Tags: Chamber of Commerce vs. NLRB, Democrats, National Labor Relations Board, Texas, unions
The new NLRB joint-employer standard will have its most pernicious affect upon hospitals and other health care providers. The American Hospital Association (AHA):
“Because hospitals have both a legal and professional duty to control health and safety conditions for everyone working in the hospital environment, the [NLRB] Final Rule could result in virtually every outside contract worker being classified as part of a “joint employment” relationship with the hospital,”
“By expanding the definition of joint employment in such a far-reaching fashion, the Final Rule will penalize hospitals for adopting responsible workplace policies. It will throw a wrench into the complex federal funding schemes that currently pay for patient care. And it will disrupt hospitals’ staffing arrangements, forcing hospitals and contractors into impractical, unnecessary, and costly bargaining. In imposing these burdens, the Final Rule departs from the Board’s longstanding recognition of the unique labor issues that hospitals face, which require tailored regulatory solutions instead of the Final Rule’s one-size-fits-all approach.”
Hospitals are already in desperate financial straits now that COVID subsidies have ended.
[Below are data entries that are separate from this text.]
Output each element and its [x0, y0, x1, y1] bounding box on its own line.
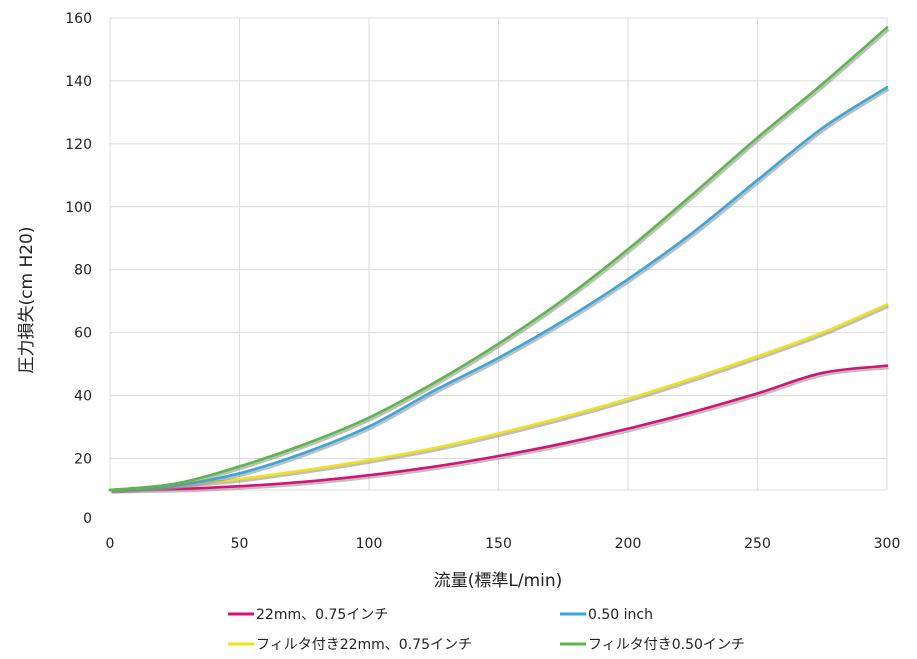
y-tick-label: 140: [65, 74, 92, 90]
x-tick-label: 100: [356, 536, 383, 552]
x-tick-label: 300: [874, 536, 901, 552]
y-tick-label: 40: [74, 389, 92, 405]
x-tick-label: 0: [106, 536, 115, 552]
series-line-2: [108, 85, 889, 492]
tick-layer: 0 50 100 150 200 250 300 0 20 40 60 80 100 120 140 160: [65, 11, 900, 552]
series-layer: [108, 26, 890, 494]
series-line-shadow: [111, 28, 890, 494]
y-tick-label: 0: [83, 511, 92, 527]
x-tick-label: 200: [615, 536, 642, 552]
legend: 22mm、0.75インチ 0.50 inch フィルタ付き22mm、0.75インチ フ…: [228, 607, 745, 653]
series-line-4: [108, 26, 889, 492]
y-tick-label: 80: [74, 263, 92, 279]
y-tick-label: 60: [74, 326, 92, 342]
y-tick-label: 120: [65, 137, 92, 153]
series-line-1: [108, 364, 889, 492]
x-tick-label: 250: [744, 536, 771, 552]
y-tick-label: 160: [65, 11, 92, 27]
x-tick-label: 150: [485, 536, 512, 552]
x-axis-title: 流量(標準L/min): [434, 571, 563, 591]
grid-layer: [109, 17, 888, 491]
legend-label-1: 22mm、0.75インチ: [256, 607, 388, 623]
series-line-shadow: [111, 304, 890, 494]
y-tick-label: 100: [65, 200, 92, 216]
series-line-shadow: [111, 366, 889, 494]
legend-label-4: フィルタ付き0.50インチ: [588, 637, 745, 653]
y-tick-label: 20: [74, 452, 92, 468]
series-line-3: [108, 303, 889, 492]
series-line-shadow: [111, 87, 890, 494]
legend-label-3: フィルタ付き22mm、0.75インチ: [256, 637, 472, 653]
legend-label-2: 0.50 inch: [588, 607, 653, 623]
y-axis-title: 圧力損失(cm H20): [17, 227, 37, 374]
x-tick-label: 50: [231, 536, 249, 552]
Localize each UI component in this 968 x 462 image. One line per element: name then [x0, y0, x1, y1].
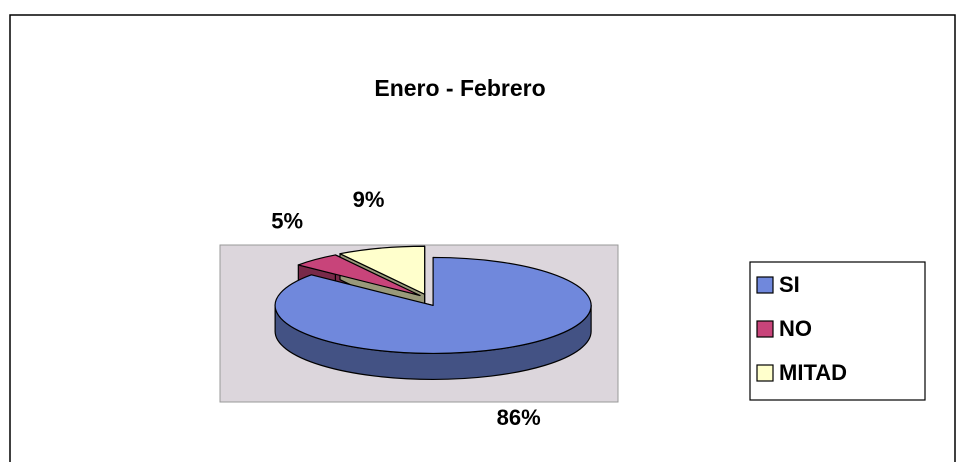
legend-label: SI	[779, 272, 800, 297]
data-label: 9%	[353, 187, 385, 212]
slice	[339, 245, 426, 295]
legend-swatch	[756, 364, 774, 382]
legend-swatch	[756, 276, 774, 294]
legend-swatch	[756, 320, 774, 338]
data-label: 86%	[497, 405, 541, 430]
chart-title: Enero - Febrero	[374, 75, 545, 101]
pie	[274, 245, 592, 381]
legend-label: MITAD	[779, 360, 847, 385]
slice	[297, 254, 421, 297]
slice	[274, 256, 592, 355]
data-label: 5%	[271, 209, 303, 234]
legend-label: NO	[779, 316, 812, 341]
legend	[749, 261, 926, 401]
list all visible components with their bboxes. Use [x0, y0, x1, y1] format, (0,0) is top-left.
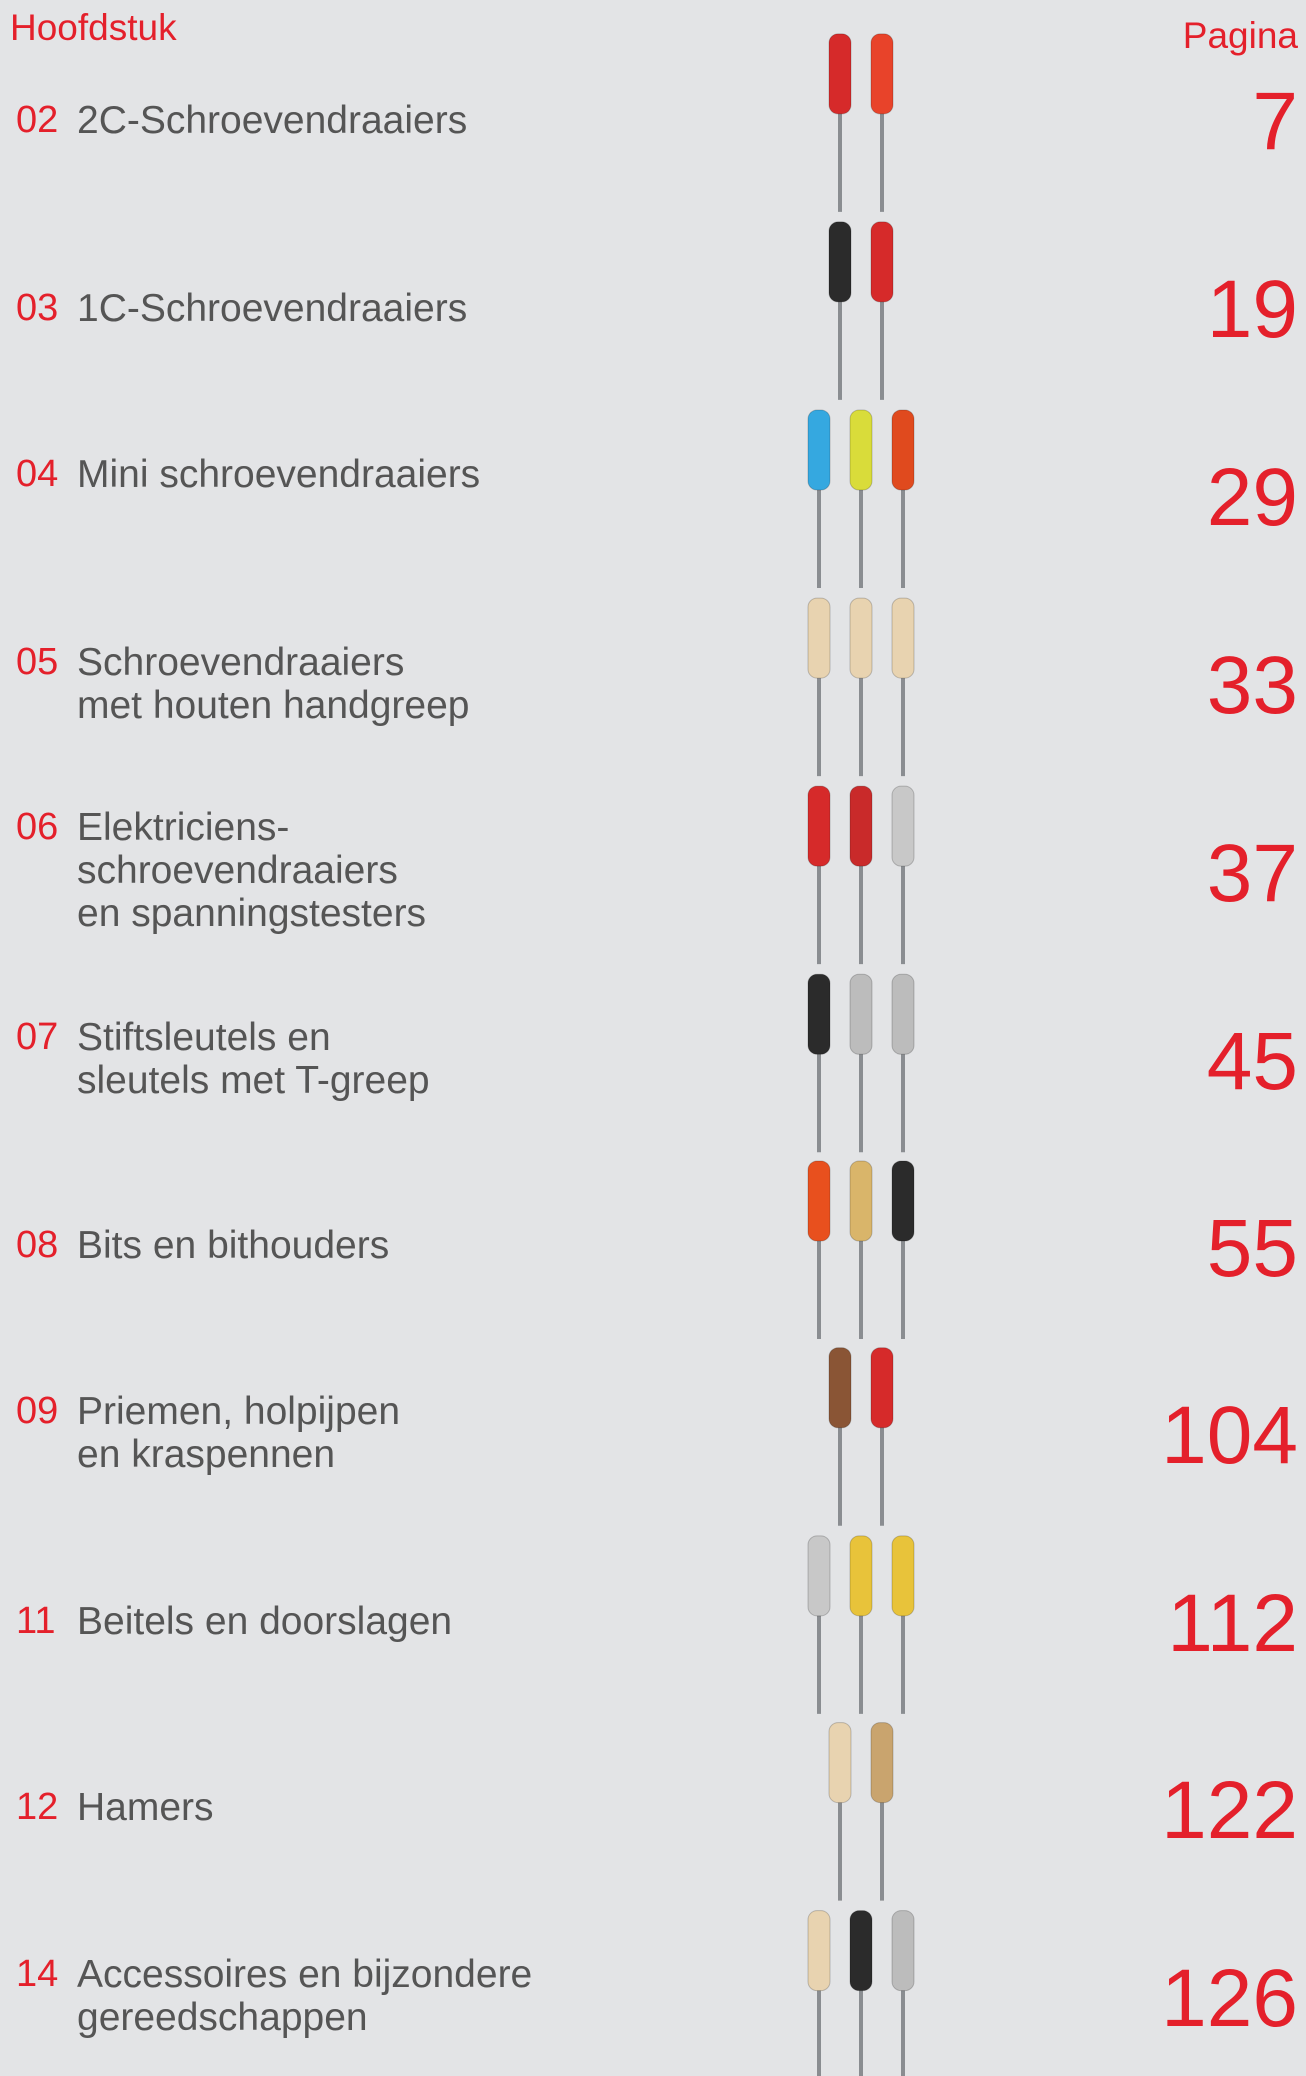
tool-handle — [892, 786, 914, 866]
chapter-number: 14 — [16, 1953, 58, 1996]
page-number: 45 — [1207, 1017, 1298, 1107]
tool-handle — [850, 1161, 872, 1241]
tool-handle — [871, 1348, 893, 1428]
page-number: 19 — [1207, 265, 1298, 355]
tool-handle — [892, 598, 914, 678]
chapter-title: Mini schroevendraaiers — [77, 453, 480, 496]
page-number: 7 — [1252, 77, 1298, 167]
chapter-title: Stiftsleutels en — [77, 1016, 331, 1059]
chapter-title: schroevendraaiers — [77, 849, 398, 892]
tool-handle — [850, 1536, 872, 1616]
chapter-title: 1C-Schroevendraaiers — [77, 287, 467, 330]
tool-handle — [892, 1161, 914, 1241]
chapter-number: 05 — [16, 641, 58, 684]
tool-handle — [808, 974, 830, 1054]
chapter-title: met houten handgreep — [77, 684, 469, 727]
tool-handle — [871, 1723, 893, 1803]
tool-handle — [808, 410, 830, 490]
chapter-title: en spanningstesters — [77, 892, 426, 935]
chapter-title: Hamers — [77, 1786, 214, 1829]
chapter-number: 08 — [16, 1224, 58, 1267]
chapter-title: Elektriciens- — [77, 806, 289, 849]
page-number: 55 — [1207, 1204, 1298, 1294]
page-number: 29 — [1207, 453, 1298, 543]
tool-handle — [892, 974, 914, 1054]
page-number: 33 — [1207, 641, 1298, 731]
tool-handle — [892, 1536, 914, 1616]
chapter-number: 07 — [16, 1016, 58, 1059]
tool-handle — [850, 410, 872, 490]
chapter-title: Priemen, holpijpen — [77, 1390, 400, 1433]
tool-handle — [829, 34, 851, 114]
tool-handle — [871, 34, 893, 114]
tool-handle — [808, 1911, 830, 1991]
chapter-number: 04 — [16, 453, 58, 496]
chapter-title: 2C-Schroevendraaiers — [77, 99, 467, 142]
tool-handle — [871, 222, 893, 302]
chapter-number: 06 — [16, 806, 58, 849]
chapter-title: Accessoires en bijzondere — [77, 1953, 532, 1996]
tool-handle — [850, 598, 872, 678]
tool-handle — [850, 974, 872, 1054]
page-number: 126 — [1161, 1954, 1298, 2044]
chapter-title: gereedschappen — [77, 1996, 368, 2039]
tool-handle — [850, 786, 872, 866]
chapter-title: Beitels en doorslagen — [77, 1600, 452, 1643]
tool-handle — [808, 598, 830, 678]
chapter-number: 02 — [16, 99, 58, 142]
chapter-number: 09 — [16, 1390, 58, 1433]
tool-handle — [829, 222, 851, 302]
tool-handle — [808, 1536, 830, 1616]
toc-page: Hoofdstuk Pagina (() => { const data = J… — [0, 0, 1306, 2076]
chapter-number: 03 — [16, 287, 58, 330]
chapter-title: en kraspennen — [77, 1433, 335, 1476]
tool-handle — [850, 1911, 872, 1991]
chapter-title: Schroevendraaiers — [77, 641, 404, 684]
chapter-number: 12 — [16, 1786, 58, 1829]
tool-handle — [808, 786, 830, 866]
chapter-title: Bits en bithouders — [77, 1224, 389, 1267]
page-number: 37 — [1207, 829, 1298, 919]
tool-handle — [892, 410, 914, 490]
chapter-number: 11 — [16, 1600, 55, 1643]
page-number: 104 — [1161, 1391, 1298, 1481]
tool-handle — [808, 1161, 830, 1241]
tool-handle — [829, 1723, 851, 1803]
tool-handle — [892, 1911, 914, 1991]
page-number: 112 — [1167, 1579, 1298, 1669]
tool-handle — [829, 1348, 851, 1428]
page-number: 122 — [1161, 1766, 1298, 1856]
chapter-title: sleutels met T-greep — [77, 1059, 430, 1102]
Health care is 17% of the U.S. economy, much larger than the gig economy.
[…] GOOD: Federal Judge Squashes NLRB’s Attempt To Destroy Gig Economy. “There are extensive reams of labor relations laws and rulings, but that’s not good enough […]
Great news, as a gig employee myself, who currently gets Social Security, but needs my part-time job as a 1099 employee this is a great ruling too bad the Biden administration continues to try to push these things through the back door continue to fight
Fortunately, this will work its way up out of the septic pit of Texas courts and ultimately be implemented.
Gig work saved me in the late 80s, plus I met my wife through that job. Just one more example of hating individual behavior.
Doesn’t California already have this in place? Will this affect that state?
I am a freelance writer, but the organizations that hire me do not hire me. They hire Seawriter Services, a sole-proprietorship established in the county where I live. At present, it has one employee (me). They use my business EIN number instead of my SSN. Set this up years ago when I saw this kind of horse puckey coming down the road.
“Doesn’t California already have this in place? Will this affect that state?”
Not unless the California statute specifically invokes the NLRB rule as its basis. California rarely does that, so in all likelihood the state law in CA will not be affected by this Federal law ruling.